All of this data creates tremendous transparency for hospitals and health systems as they select partners to provide transportation services. Most importantly though, Mr. Brown and others like him, benefit from the efficiencies gained.
Expediting transfers to post-acute care
Many patients who are discharged from a hospital require transport to a sub-acute setting, such as a skilled nursing facility. Transportation challenges exist here, too, and Intelligent Transport can make a difference. Previously, but especially in the current healthcare landscape of COVID-19, any delay in discharge to a SNF or rehab may easily result in a patient staying an extra, often non-reimbursed, night in the hospital. This also results in one less bed (or nurse) available to admit another patient. A double-penalty, such as this, is not atypical, and quickly erodes a hospital’s bottom line. With Intelligent Transport, however, the hospital quickly secures an ambulance for Mr. Brown, and he arrives at the post-acute care facility before missing the window of opportunity.

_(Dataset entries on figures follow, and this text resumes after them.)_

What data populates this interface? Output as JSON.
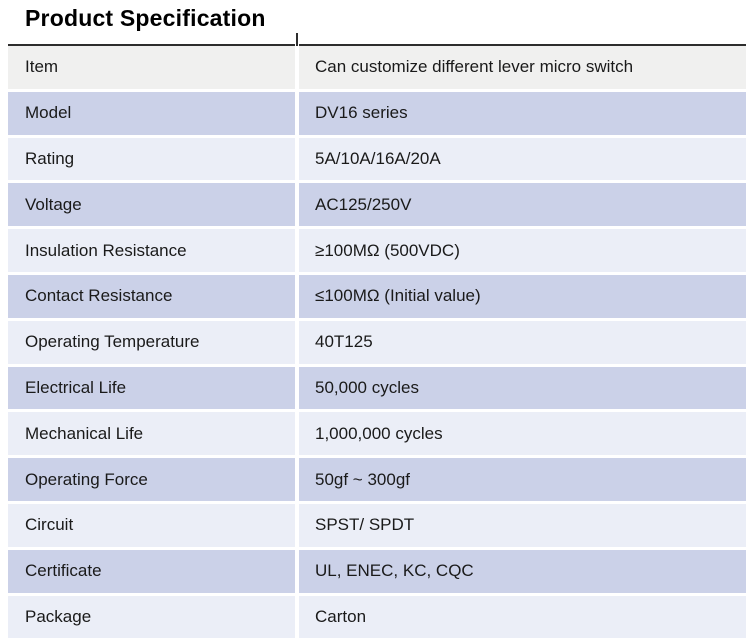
{
  "page": {
    "title": "Product Specification"
  },
  "colors": {
    "top_border": "#2d2d2d",
    "header_row_bg": "#f0f0ef",
    "row_medium_bg": "#cbd1e8",
    "row_light_bg": "#ebeef7",
    "text": "#1a1a1a",
    "title_text": "#000000",
    "page_bg": "#ffffff"
  },
  "table": {
    "rows": [
      {
        "label": "Item",
        "value": "Can customize different lever micro switch"
      },
      {
        "label": "Model",
        "value": "DV16 series"
      },
      {
        "label": "Rating",
        "value": "5A/10A/16A/20A"
      },
      {
        "label": "Voltage",
        "value": "AC125/250V"
      },
      {
        "label": "Insulation Resistance",
        "value": "≥100MΩ (500VDC)"
      },
      {
        "label": "Contact Resistance",
        "value": "≤100MΩ (Initial value)"
      },
      {
        "label": "Operating Temperature",
        "value": "40T125"
      },
      {
        "label": "Electrical Life",
        "value": "50,000 cycles"
      },
      {
        "label": "Mechanical Life",
        "value": "1,000,000 cycles"
      },
      {
        "label": "Operating Force",
        "value": "50gf ~ 300gf"
      },
      {
        "label": "Circuit",
        "value": "SPST/ SPDT"
      },
      {
        "label": "Certificate",
        "value": "UL, ENEC, KC, CQC"
      },
      {
        "label": "Package",
        "value": "Carton"
      }
    ]
  }
}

I’ve touched on a few of the ways health systems and hospitals can tap into the power of Intelligent Transport to speed the delivery of care for transferring patients, leading to improved clinical outcomes, potentially even saved lives. Clearly, Intelligent Transport offers many non-clinical benefits, too, such as more effective resource management and increased referrals from highly satisfied providers who benefit from the power of reduced time to effective patient care.